The regulation states that only foreign funds that have been approved by the regulator may be marketed in South Africa, and such funds must meet the same standards as those set for local collective investment schemes (CIS) in order to receive such approval.

According to Moneyweb, client portfolios show that deVere has been using offshore funds including MitonOptimal’s Special Situations Fund and Strategic Growth Fund Plus, and GAM’s MPS Growth Strategy Fund and MPS Balanced Strategy Fund.

By marketing such funds in South Africa, deVere could be breaching the Cisca rules, with the maximum penalty for such an offence being five years in prison, according to Moneyweb.

The firm’s spokesperson George Prior told International Adviser: “Should any client have a complaint about a product or service that they were introduced to by deVere, they can contact us directly.

“DeVere has 80,000 clients globally and this number continues to increase. As a responsible, proactive and growing organisation, we are committed to fixing any issues that may arise, putting right what might have potentially gone wrong.

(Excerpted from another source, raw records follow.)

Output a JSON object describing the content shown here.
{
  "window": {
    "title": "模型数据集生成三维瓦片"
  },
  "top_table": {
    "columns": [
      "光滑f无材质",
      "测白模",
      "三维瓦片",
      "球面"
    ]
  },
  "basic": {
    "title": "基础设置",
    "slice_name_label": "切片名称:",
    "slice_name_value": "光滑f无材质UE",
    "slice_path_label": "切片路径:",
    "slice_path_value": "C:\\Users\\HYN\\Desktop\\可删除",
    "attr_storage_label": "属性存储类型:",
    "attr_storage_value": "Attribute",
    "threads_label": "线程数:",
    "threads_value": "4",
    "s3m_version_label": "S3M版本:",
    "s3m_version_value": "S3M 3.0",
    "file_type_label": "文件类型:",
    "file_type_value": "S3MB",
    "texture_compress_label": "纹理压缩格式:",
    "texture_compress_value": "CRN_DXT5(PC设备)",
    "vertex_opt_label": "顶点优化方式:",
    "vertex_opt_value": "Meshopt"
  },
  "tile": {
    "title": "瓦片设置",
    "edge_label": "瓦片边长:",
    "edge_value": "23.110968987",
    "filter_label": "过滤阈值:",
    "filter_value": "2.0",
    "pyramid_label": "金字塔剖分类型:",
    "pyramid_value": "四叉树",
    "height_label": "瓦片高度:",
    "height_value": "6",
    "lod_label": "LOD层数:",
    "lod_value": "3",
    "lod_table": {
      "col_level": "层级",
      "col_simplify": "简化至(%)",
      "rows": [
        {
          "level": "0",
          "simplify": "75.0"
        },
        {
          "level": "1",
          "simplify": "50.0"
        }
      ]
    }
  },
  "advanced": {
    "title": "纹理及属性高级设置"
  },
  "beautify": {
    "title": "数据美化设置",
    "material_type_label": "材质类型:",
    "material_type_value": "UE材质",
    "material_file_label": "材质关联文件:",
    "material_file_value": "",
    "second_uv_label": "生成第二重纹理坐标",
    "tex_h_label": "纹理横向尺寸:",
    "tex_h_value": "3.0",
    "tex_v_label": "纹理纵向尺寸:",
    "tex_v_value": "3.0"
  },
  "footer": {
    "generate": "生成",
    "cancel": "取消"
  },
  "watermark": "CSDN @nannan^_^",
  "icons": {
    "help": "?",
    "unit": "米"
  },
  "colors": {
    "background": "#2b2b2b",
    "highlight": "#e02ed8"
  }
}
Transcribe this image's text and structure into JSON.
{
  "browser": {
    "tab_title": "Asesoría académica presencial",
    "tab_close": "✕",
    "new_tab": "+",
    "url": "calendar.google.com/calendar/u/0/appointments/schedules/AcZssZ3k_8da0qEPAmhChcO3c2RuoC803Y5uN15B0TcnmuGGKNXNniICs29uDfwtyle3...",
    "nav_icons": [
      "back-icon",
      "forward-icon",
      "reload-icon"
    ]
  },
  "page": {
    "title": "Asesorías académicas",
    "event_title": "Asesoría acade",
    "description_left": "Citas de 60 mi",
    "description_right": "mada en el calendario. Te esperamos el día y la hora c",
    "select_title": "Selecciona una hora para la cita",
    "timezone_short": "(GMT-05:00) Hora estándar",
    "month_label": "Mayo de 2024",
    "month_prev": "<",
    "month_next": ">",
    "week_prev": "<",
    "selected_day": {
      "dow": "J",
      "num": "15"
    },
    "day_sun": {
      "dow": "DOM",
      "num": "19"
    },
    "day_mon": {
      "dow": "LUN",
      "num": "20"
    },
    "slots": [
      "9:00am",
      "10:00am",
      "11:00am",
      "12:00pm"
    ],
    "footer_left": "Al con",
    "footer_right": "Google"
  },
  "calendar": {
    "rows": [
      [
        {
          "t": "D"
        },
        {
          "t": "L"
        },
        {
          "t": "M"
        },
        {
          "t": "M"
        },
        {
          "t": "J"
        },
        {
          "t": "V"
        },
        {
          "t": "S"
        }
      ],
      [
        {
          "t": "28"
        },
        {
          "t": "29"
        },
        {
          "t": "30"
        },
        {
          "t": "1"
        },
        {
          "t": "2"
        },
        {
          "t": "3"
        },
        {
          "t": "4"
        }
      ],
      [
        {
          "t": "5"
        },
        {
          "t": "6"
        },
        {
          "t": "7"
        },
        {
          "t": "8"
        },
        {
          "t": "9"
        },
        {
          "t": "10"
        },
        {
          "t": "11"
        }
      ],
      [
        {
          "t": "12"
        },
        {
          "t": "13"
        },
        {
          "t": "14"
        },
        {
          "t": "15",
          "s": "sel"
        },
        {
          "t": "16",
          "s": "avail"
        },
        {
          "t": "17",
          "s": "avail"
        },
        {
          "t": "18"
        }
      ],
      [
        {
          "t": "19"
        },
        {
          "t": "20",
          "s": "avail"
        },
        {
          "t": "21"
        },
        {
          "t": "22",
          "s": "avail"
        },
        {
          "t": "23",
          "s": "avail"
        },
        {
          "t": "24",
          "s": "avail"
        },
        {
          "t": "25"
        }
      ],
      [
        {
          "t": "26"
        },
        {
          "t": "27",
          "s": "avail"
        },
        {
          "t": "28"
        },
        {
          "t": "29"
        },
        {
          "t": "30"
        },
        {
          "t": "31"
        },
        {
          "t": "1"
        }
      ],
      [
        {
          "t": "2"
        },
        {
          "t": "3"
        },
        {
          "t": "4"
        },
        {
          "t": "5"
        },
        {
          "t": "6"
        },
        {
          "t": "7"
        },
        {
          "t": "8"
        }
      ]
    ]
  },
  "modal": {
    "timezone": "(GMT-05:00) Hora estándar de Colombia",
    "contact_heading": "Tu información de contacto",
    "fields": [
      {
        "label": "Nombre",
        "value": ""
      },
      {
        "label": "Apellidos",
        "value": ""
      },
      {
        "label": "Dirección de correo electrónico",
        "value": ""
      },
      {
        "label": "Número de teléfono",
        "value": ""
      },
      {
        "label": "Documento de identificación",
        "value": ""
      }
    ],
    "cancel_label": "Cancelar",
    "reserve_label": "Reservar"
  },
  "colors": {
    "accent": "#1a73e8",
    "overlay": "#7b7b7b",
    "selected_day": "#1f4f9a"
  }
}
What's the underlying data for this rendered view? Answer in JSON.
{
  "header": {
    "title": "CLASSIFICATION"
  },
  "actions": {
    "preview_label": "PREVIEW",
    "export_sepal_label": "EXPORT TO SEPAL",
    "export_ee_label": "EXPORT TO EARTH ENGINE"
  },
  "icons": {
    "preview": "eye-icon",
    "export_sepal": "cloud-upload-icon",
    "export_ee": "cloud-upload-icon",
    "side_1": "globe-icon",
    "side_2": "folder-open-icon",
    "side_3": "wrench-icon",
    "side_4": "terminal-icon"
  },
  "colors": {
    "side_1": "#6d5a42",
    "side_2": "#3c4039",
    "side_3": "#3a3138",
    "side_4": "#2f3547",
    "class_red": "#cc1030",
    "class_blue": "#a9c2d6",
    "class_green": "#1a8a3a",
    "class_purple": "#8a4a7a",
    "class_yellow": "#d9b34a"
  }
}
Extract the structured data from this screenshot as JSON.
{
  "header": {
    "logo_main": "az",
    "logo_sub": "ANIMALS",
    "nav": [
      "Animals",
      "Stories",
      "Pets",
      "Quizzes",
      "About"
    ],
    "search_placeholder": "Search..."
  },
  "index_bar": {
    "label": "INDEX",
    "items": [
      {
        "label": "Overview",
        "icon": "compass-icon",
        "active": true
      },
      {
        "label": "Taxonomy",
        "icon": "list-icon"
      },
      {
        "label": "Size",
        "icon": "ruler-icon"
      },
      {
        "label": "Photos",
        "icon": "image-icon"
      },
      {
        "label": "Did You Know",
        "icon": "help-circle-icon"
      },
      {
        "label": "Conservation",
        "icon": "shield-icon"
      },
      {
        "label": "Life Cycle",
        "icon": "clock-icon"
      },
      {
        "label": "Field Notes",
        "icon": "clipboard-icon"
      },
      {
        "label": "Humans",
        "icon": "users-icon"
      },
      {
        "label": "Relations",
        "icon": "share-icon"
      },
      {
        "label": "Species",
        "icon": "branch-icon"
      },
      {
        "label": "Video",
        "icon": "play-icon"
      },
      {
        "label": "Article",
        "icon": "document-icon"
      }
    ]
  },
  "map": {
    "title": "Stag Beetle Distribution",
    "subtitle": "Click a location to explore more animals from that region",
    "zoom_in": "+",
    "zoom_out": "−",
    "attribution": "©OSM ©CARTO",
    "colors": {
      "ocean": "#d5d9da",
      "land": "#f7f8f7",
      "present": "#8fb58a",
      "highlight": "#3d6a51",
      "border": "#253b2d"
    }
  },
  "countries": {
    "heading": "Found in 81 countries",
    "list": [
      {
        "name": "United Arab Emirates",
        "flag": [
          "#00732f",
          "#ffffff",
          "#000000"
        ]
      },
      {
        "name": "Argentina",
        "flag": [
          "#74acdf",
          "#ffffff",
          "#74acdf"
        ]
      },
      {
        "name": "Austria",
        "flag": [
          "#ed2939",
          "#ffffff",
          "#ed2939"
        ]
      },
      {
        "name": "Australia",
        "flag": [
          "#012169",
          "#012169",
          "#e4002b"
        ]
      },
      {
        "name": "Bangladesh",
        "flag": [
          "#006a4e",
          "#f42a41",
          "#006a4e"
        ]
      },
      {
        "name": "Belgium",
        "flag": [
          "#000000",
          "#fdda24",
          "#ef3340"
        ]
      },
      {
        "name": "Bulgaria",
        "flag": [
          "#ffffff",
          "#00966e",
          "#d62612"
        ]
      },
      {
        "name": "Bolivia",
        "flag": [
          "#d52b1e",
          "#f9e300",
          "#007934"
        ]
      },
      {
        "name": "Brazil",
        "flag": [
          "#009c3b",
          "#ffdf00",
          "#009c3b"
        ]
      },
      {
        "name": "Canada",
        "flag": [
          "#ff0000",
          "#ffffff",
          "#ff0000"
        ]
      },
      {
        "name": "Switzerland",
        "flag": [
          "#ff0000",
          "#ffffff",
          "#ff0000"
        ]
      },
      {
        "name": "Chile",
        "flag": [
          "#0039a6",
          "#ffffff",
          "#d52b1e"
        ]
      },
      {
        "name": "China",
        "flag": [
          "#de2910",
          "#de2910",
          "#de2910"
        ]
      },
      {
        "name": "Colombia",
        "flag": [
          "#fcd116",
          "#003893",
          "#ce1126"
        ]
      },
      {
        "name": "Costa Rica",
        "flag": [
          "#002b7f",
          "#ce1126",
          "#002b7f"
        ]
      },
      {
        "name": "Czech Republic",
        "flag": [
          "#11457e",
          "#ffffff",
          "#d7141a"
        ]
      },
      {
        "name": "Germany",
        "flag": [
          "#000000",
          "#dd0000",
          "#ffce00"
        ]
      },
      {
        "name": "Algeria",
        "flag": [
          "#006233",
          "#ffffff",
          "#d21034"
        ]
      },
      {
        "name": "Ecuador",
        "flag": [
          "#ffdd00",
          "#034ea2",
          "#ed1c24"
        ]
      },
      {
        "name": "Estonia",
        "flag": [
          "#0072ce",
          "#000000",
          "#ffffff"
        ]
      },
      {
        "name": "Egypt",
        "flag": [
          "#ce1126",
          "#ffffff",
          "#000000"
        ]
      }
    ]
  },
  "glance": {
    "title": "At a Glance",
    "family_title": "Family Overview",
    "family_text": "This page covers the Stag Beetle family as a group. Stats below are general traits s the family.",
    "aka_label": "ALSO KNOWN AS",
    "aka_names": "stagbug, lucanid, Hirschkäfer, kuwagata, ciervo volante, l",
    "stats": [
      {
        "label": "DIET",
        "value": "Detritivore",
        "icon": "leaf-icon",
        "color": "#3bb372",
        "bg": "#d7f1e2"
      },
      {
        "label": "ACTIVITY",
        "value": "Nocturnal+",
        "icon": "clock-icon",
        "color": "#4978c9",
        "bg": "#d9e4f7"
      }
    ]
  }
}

“Like all firms, deVere does receive complaints from time to time, but the number of identifiable, legitimate complaints received by the firm is extremely low.”

The publication also revealed that MitonOptimal Special Situations Fund currently has two share classes in Guernsey, both of which charge an upfront fee of 5%, where in both cases 4% is paid to the adviser while 1% goes to the fund house.

In the case of GAM funds, these would be automatically excluded from the FSB’s approved foreign funds list as they are aimed at “sophisticated, professional, eligible, institutional and/or qualified investors”, according to the asset manager’s marketing material.

They also state that “GAM hedge fund products are only available to investors who are comfortable with the substantial risks associated with investing in hedge funds”.

Commission controversy

The claims come just months after deVere Acuma, the firm’s South Africa advisory unit, admitted that it had failed to disclose commission charges of nearly £65,000 ($81,114, €75,198) taken from a client’s portfolio over four years.

In emails from the firm to the client, deVere acknowledged that the commissions were undisclosed but states that it was under no obligation to inform the client because they had chosen to invest via offshore trusts, based in Guernsey.